Of course, if one had imagined that the vandals would restrict their heists to the sprawling network of disused tracks littering every corner of the country, Nigerians would, in the same month of May have a taste of the new broth being prepared; the brigands extended their reign of outlawry to the newly delivered Itakpe – Aladja – Warri line.  This time, the vandals cut several sections of the track around Kilometre 30, Adogo, in Kogi State. All of these – we told were going on – while Minister Amaechi was making frantic  efforts to persuade his colleagues in the Federal Executive Council to buy into his digital security template!

Last week the ‘vandals’ would remind us that the country is still at war; more than that, they also served notice that nothing is off-limits; that all is fair in war!

Those who still doubt the progression of the so-called roving band of outlaws to their the mutation into bandits and to what is finally their unrestrained embrace of raw terror, and so believe that the rest of us should join in their wild semantic sophistry apparently know a thing or two that the rest of us do not yet know. However, while our common rationality still subsists, it’s probably not too much to ask them to consider the programmed mass murder that would have eventuated had the vandals had their way – from the coaches careening off the track at those ungodly hours of the night, with the scores of the bandits lurking nearby moving in to finish what they had planned all along! By then, there would just be enough passengers alive to hive off a hefty ransom from Nigeria’s subdued mass!

Talk of the terrorists that they have misnamed bandits being on the march; from missions to down fighter jets, they have their sights now set on the railway’s terra firma!

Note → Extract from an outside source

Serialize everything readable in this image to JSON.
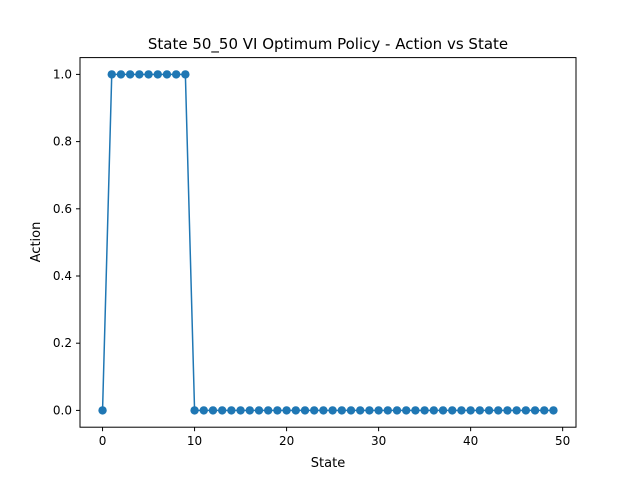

We must of course thank God for the tragedy that was averted. Also, we must hold Minister Amaechi to his promise to fish out the terrorists who planted the explosives on the rail track.

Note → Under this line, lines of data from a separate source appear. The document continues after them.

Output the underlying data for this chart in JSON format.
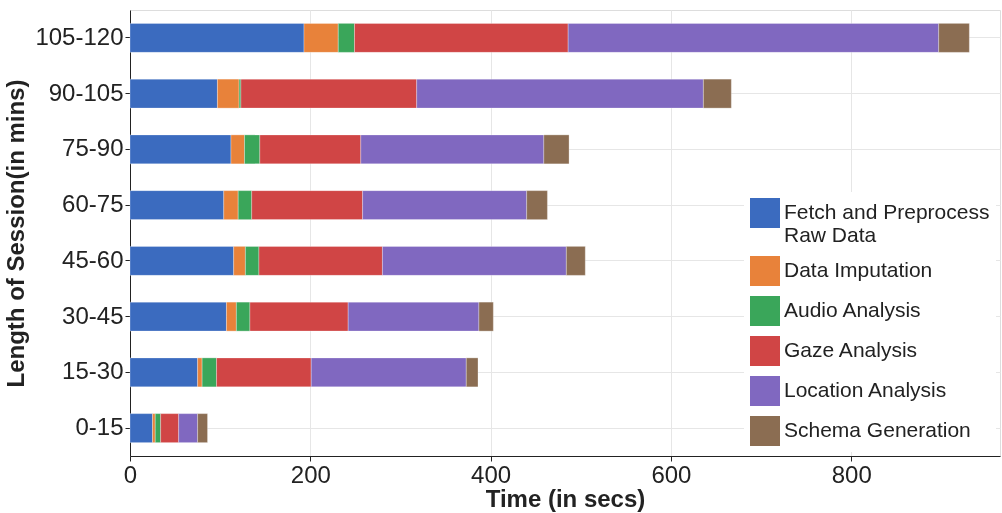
{
  "chart_data": {
    "type": "bar",
    "orientation": "horizontal",
    "stacked": true,
    "xlabel": "Time (in secs)",
    "ylabel": "Length of Session(in mins)",
    "categories": [
      "105-120",
      "90-105",
      "75-90",
      "60-75",
      "45-60",
      "30-45",
      "15-30",
      "0-15"
    ],
    "series": [
      {
        "name": "Fetch and Preprocess\nRaw Data",
        "color": "#3b6bbf",
        "values": [
          193,
          97,
          112,
          104,
          115,
          107,
          75,
          25
        ]
      },
      {
        "name": "Data Imputation",
        "color": "#e8823a",
        "values": [
          38,
          24,
          15,
          16,
          13,
          11,
          5,
          3
        ]
      },
      {
        "name": "Audio Analysis",
        "color": "#3aa65a",
        "values": [
          18,
          2,
          17,
          15,
          15,
          15,
          16,
          6
        ]
      },
      {
        "name": "Gaze Analysis",
        "color": "#d04545",
        "values": [
          237,
          195,
          112,
          123,
          137,
          109,
          105,
          20
        ]
      },
      {
        "name": "Location Analysis",
        "color": "#8068c0",
        "values": [
          411,
          318,
          203,
          182,
          204,
          145,
          172,
          21
        ]
      },
      {
        "name": "Schema Generation",
        "color": "#8b6d52",
        "values": [
          34,
          31,
          28,
          23,
          21,
          16,
          13,
          11
        ]
      }
    ],
    "xlim": [
      0,
      965
    ],
    "xticks": [
      0,
      200,
      400,
      600,
      800
    ],
    "grid": true,
    "legend": "bottom right"
  }
}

Even at that, the job would not be considered as nearly half done. Nigerians deserve to know whether some officials had actionable intel and neglected to take action or pass on to the appropriate organs of government. They need to know why basic things were not in place before the commencement of the rail services. For while Nigerians might have been in the race to join the rest of the civilised world in rail transportation, it stands also to reason that such small but basic things as comfort and security are actually what signals our arrival into modernity!